The sauce for this succulent and crispy duck recipe is from The New York Times, January 19, 2005, but the method of cooking the duck comes from my own experimentation based on conversations with chefs on cruises we've taken. Since most of the work is done well before serving, this is perfect for an impressive dinner party.
Yield: 4 generous servings The ducks can be readied for roasting and the sauce can be prepared up to 24 hours before serving.
Quarter the ducks, remove any excess fat, and rub with a mixture of the shallot/pepper mixture, garlic, and ginger in a 1::1::1 ratio. Place the duck, skin side up, on a rack in a roasting pan (you'll probably need two pans for the eight quarters). Cover them with plastic wrap, sealing tightly, and put into the refrigerator until three hours before serving.

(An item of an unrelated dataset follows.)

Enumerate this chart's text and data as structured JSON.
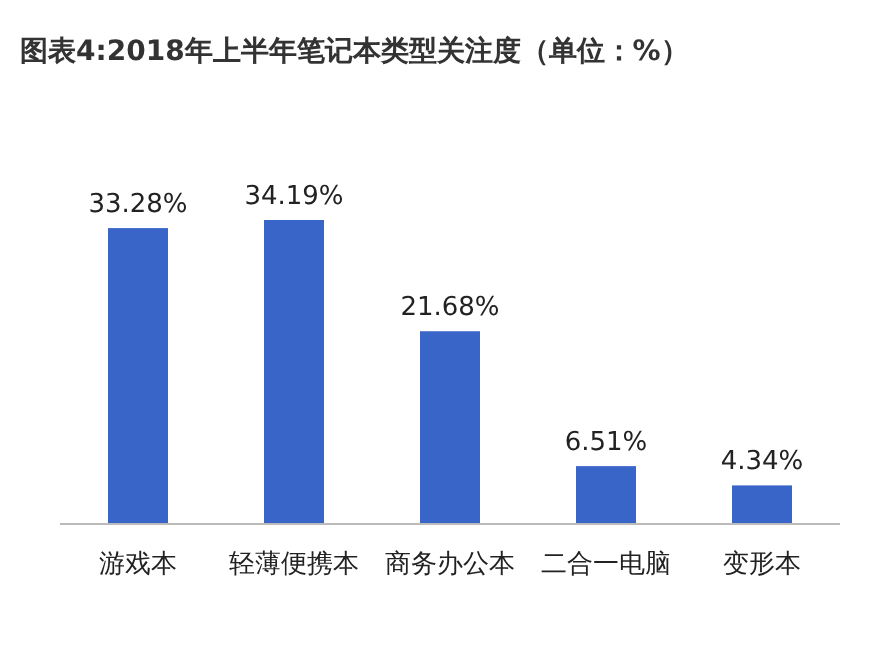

Peel, quarter, and core the apple. Put the onion and the apple in a food processor and finely chop. Put them into a saucepan with the blueberries, sugars, star anise, zests, and vinegar. Over high heat, bring the mixture to a boil, then simmer until pulpy and beginning to thicken, about 30 minutes. After 20 minutes, the mixture will appear quite liquid, but after 30 minutes it will begin to thicken. When cool, it will be more of a sauce. Discard any whole star anise, pour the sauce into a sterilized jar, and cover tightly. If you are serving the duck within 24 hours, leave the sauce at room temperature; otherwise refrigerate.
Preheat the oven to 375°F. Approximately 2 1/2 hours before serving, put the duck into the preheated oven. Keep an eye on the pans; you might need to empty some of the fat to avoid spillage. A half hour before serving, raise the temperature to 450°F. The duck should be crispy and tender when done. Serve each quarter with about 1/4 cup of sauce poured over. Serve extra sauce on the side. If you wish, you can remove the rib bones from the duck before serving.